Is there a reason cofree comonads do not provide a fold?

This is the standard cofree comonad package. It provides all sorts of unfolds, but no folds. Why?

  • Its opposite free monad provides both.
  • Theoretically, Cofree a f is a fixed point of Compose ((, ) a) f, and a fixed point of any functor supports both folds and unfolds out of the box.

Am I missing something?

Cofree comonads are coinductive, and in a general setting won’t necessarily have folds (because they’re nonterminating). In Haskell and similar languages, inductive and coinductive types coincide, so we don’t always notice this. The old Jacobs/Rutten tutorial might be of interest to you:

1 Like

So what you are saying is that a fold is not provided because it would not necessarily be terminating, right?
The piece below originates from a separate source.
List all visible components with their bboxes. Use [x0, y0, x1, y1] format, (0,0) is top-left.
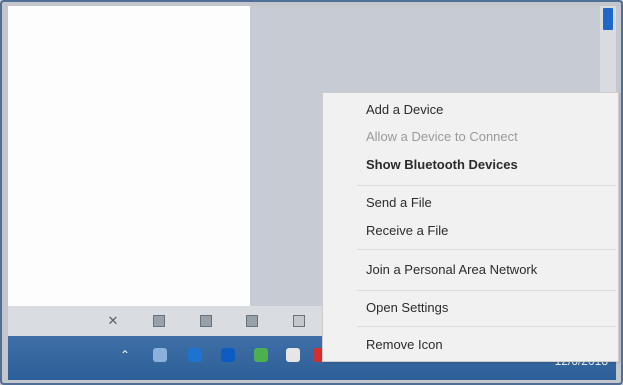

But an unfold may also easily be non-terminating, may it not? And can we not have productive folds, given laziness? Either I am missing something or this is not an applicable reason.

A very nice tutorial. I added it to my reading list. But it is also quite long, and at this time I cannot give it the time and attention it requires. Is there some specific section I should read before proceeding with the present inquiry?

Cofree has a Foldable f => Foldable (Cofree f) instance, and has instances for the appropriate recursion-schemes classes if you need more power.

1 Like

Thanks Chris. I overlooked the support for recursion schemes. I had some worries about rolling out my own folds in production, but now I see that my fears are unfounded and from the practical standpoint these free comonads are production ready.